The rise and rise of mobile messaging apps is being fuelled by a variety of factors (cost, convenience, the virality of the network effect, stickers… the list goes on). But in emerging economies an increasing number of carrier tie-ins are also helping WhatsApp and co. to continue ‘killing it’. Such tie-ins typically involve the carrier selling bundles of unlimited access to a messaging services for a set fee — such as this WhatsApp bundle offered by Airtel in Nigeria. In exchange for waiving data costs for the service, telcos get to attract more customers by piggybacking on the popularity of WhatsApp (et al), and drive a new messaging-related revenue stream to replace their declining SMS revenues.
It’s a partnership that many carriers used to exclusively have with BlackBerry. But as BlackBerry’s popularity continues to decline, and alternative mobile messaging platforms have emerged and grown fat with users, there’s no sensible reason for carriers not to diversify these free messaging bundles and get into bed with even more players. And today Philippines carrier Globe Telecom is doing just that. The telco has announced it’s extending a previous bundle it began offering last July, of free access to Viber, to include five more messaging services: Facebook Messenger, Kakao Talk, WhatsApp, WeChat and Line.
The Globe Prepaid GoUNLI30 offer will let customers pay 30 peso ($ 0.70) to buy one day’s free access to all six OTT players, plus unlimited texts to all networks, and unlimited calls to other Globe/Touch Mobile users.
All of the OTT services included in the Globe bundle have multiple millions of users apiece — Globe refers to them collectively as “major OTT players” — with Facebook Messenger the relative runt of the group, with around 60 million global downloads, vs kingpin WeChat’s 300 million registered users. (Active monthly usage is a more interesting metric for messaging apps, albeit not one they all report. For an idea of the top of the market, WeChat recently reported its MAU as 190 million.)
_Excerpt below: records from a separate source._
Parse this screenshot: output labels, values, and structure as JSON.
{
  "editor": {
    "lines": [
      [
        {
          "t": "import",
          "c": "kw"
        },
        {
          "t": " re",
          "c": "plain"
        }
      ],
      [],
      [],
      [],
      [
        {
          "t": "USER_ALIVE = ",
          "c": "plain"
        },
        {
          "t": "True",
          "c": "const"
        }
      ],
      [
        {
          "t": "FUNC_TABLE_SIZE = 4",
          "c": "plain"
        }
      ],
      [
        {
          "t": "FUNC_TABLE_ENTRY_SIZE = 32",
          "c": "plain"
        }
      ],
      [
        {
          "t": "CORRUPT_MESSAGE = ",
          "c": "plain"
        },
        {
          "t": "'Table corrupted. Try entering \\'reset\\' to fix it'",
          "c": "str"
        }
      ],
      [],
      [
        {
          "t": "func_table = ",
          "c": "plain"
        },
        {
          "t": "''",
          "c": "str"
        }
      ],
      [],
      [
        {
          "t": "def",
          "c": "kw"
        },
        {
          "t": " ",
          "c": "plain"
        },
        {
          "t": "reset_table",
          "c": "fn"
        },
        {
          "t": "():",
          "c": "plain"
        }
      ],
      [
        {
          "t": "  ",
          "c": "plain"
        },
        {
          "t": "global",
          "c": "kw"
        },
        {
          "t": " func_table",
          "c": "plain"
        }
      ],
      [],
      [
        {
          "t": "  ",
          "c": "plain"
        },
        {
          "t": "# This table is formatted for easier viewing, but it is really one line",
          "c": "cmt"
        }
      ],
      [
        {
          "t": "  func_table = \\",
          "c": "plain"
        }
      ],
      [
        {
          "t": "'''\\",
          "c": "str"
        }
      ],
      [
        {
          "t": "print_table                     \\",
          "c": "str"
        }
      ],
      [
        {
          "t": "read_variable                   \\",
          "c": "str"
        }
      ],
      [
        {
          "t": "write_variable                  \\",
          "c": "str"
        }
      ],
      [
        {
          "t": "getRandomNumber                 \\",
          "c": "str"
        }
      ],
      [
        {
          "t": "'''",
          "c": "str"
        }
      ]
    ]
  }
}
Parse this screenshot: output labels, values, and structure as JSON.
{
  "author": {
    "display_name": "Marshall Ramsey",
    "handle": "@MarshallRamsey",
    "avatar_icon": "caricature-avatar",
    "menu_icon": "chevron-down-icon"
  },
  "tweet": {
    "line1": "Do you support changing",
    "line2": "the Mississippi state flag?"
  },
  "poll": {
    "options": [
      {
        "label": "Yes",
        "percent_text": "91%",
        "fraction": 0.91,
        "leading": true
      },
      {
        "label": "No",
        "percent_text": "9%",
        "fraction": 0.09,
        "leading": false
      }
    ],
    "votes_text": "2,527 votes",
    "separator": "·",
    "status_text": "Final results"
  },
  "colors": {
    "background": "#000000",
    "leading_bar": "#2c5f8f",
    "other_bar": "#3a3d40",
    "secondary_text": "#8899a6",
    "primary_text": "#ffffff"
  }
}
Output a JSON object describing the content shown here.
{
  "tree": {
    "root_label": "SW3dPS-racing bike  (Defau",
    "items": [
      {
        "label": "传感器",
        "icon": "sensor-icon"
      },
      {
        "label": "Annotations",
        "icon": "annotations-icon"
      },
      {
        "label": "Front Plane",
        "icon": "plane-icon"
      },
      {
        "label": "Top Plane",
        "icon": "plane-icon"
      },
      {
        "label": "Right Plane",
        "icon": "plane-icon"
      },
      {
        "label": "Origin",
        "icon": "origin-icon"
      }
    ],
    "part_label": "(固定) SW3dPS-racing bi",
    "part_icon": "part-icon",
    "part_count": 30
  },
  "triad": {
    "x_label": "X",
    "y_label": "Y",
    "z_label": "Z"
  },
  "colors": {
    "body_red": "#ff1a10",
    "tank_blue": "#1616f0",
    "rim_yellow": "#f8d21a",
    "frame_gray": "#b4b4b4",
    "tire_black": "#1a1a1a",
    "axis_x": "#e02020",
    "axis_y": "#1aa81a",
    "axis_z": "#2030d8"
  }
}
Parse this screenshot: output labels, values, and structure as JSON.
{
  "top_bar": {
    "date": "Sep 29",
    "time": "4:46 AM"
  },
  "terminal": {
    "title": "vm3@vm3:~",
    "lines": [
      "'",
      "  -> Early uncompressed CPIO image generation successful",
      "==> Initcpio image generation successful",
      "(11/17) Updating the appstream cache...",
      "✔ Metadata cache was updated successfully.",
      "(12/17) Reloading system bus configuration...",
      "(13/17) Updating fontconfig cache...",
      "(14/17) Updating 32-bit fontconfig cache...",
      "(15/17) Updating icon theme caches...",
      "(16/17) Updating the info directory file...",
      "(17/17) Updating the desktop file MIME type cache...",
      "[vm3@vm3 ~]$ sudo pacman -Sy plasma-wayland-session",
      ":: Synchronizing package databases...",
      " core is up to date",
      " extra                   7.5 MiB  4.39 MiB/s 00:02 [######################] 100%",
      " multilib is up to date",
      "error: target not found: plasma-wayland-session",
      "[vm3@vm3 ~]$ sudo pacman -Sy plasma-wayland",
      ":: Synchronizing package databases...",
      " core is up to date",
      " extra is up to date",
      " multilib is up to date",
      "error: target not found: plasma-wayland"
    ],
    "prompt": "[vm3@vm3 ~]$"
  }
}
What’s especially interesting here is that Globe claims it’s “practically unheard of” for a telco to partner with multiple OTT companies. Indeed, go back a few years and carriers were frequently attempting to block OTT services like Skype, rather than encourage usage. A lot has changed since 2009, however. The success of so many mobile messaging apps in building huge user-bases for one vs carriers’ collectively failure to create popular OTT messaging services of their own. And, from the carrier business point of view, ongoing declines in traditional voice and text revenues necessitating a new approach to data-centric business models.
Messaging startups are increasingly looking like the missing piece of the puzzle in emerging markets. So it seems unlikely that the Globe partnership will remain a multiple OTT outlier for long — which is certainly good news for “major OTT players” who can expect to see their user-bases bolstered by such partnerships. It may also be helpful for local messaging startups in these markets, provided they are able to accrue enough users to get their service on carriers’ radars.
Globe, which reported a total mobile subscriber base of 36.1 million at the end of the first half of this year, told TechCrunch it will be looking for more OTT players to partner with in future — based on what its users are asking for. In other words: if you can build it and make the users come, carriers might come knocking too.